METHODS::Repurposing of currently approved medications is an attractive option for the development of novel treatment strategies against physiological and infectious diseases. The antidiabetic sulfonylurea glyburide has demonstrated off-target capacity to inhibit activation of the NLRP3 inflammasome in a variety of disease models, including vaginal candidiasis, caused primarily by the fungal pathogen Candida albicans Therefore, we sought to determine which of the currently approved sulfonylurea drugs prevent the release of interleukin 1β (IL-1β), a major inflammasome effector, during C. albicans challenge of the human macrophage-like THP1 cell line.
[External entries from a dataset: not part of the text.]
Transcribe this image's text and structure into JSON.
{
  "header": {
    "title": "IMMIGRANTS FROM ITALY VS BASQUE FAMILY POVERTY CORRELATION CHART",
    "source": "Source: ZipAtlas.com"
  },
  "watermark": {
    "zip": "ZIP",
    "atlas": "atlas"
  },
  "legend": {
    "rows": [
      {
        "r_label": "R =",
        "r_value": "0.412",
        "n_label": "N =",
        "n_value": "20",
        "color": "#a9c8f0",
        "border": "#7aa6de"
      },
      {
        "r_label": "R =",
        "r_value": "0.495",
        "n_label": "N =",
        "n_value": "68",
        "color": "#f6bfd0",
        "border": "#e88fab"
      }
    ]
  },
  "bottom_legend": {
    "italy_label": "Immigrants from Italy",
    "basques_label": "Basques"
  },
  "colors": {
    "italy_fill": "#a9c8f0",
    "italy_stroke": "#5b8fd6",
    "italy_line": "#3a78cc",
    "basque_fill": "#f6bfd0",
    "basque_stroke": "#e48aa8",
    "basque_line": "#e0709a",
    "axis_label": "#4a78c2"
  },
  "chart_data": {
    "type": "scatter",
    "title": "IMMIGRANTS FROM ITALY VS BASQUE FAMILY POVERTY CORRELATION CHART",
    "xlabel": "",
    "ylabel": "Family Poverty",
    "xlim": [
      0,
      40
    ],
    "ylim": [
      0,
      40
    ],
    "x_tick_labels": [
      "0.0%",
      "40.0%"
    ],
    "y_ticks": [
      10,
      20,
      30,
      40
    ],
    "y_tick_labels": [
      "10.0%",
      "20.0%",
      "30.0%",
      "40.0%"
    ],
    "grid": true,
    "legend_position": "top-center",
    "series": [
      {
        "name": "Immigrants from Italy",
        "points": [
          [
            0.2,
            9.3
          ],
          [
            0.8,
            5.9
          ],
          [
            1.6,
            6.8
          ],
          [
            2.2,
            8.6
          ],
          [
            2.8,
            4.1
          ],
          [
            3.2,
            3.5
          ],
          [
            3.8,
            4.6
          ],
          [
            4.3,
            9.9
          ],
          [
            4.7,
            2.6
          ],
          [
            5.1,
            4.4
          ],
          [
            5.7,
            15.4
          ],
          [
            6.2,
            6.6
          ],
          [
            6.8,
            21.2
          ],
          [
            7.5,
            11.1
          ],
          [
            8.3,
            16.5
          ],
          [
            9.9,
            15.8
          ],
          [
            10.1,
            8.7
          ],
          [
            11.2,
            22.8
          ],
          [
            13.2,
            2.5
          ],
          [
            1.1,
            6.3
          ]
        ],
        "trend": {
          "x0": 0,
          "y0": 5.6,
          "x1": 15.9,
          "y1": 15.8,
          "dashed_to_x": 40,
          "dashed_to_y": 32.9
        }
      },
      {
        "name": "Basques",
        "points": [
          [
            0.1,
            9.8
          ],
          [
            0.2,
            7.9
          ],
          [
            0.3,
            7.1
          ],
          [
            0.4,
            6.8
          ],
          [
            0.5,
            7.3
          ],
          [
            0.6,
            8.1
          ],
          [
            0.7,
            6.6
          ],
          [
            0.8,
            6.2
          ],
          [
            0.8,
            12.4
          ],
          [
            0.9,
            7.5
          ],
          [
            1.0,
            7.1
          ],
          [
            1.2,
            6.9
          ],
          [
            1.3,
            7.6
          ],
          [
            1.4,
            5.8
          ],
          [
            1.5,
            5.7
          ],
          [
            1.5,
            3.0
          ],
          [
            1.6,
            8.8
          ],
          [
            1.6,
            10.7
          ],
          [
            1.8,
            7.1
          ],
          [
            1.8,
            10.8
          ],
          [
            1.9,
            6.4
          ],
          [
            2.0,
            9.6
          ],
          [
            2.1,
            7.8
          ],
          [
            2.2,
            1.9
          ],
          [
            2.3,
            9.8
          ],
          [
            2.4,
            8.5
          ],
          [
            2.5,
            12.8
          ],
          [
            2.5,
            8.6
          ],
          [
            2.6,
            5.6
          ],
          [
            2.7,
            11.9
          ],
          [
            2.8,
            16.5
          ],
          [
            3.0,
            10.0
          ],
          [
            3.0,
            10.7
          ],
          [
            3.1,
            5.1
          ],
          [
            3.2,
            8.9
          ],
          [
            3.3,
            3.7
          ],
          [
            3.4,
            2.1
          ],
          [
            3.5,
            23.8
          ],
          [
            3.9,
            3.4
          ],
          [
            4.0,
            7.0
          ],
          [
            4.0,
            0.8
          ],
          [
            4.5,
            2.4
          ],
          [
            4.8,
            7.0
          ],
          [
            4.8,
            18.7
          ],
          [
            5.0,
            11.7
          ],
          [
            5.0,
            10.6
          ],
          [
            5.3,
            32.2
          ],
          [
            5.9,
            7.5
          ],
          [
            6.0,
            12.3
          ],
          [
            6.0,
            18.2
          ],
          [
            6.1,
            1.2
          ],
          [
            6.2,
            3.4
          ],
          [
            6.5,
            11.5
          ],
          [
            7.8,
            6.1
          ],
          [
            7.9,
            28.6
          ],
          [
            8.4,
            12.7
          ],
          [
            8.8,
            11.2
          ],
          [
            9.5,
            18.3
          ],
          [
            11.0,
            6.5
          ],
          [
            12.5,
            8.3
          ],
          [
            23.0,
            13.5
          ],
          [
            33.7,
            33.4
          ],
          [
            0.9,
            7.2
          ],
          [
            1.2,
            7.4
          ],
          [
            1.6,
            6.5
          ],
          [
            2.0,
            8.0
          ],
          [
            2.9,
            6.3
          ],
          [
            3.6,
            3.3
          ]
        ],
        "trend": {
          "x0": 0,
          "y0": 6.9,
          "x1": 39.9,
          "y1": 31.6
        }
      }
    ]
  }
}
Findings revealed that the second-generation antidiabetics (glyburide, glisoxepide, gliquidone, and glimepiride), which exhibit greater antidiabetic efficacy than prior iterations, demonstrated anti-inflammatory effects with various degrees of potency as determined by calculation of 50% inhibitory concentrations (IC50s). These same compounds were also effective in reducing IL-1β release during noninfectious inflammasome activation (e.g., induced by lipopolysaccharide [LPS] plus ATP), suggesting that their anti-inflammatory activity is not specific to C. albicans challenge. Moreover, treatment with sulfonylurea drugs did not impact C. albicans growth and filamentation or THP1 viability. Finally, the use of ECE1 and Candidalysin deletion mutants, along with isogenic NLRP3-/- cells, demonstrated that both Candidalysin and NLRP3 are required for IL-1β secretion, further confirming that sulfonylureas suppress inflammasome signaling. Moreover, challenge of THP1 cells with synthetic Candidalysin peptide demonstrated that this toxin is sufficient to activate the inflammasome. Treatment with the experimental inflammasome inhibitor MCC950 led to similar blockade of IL-1β release, suggesting that Candidalysin-mediated inflammasome activation can be inhibited independently of potassium efflux. Together, these results demonstrate that the second-generation antidiabetic sulfonylureas retain anti-inflammatory activity and may be considered for repurposing against immunopathological diseases, including vaginal candidiasis.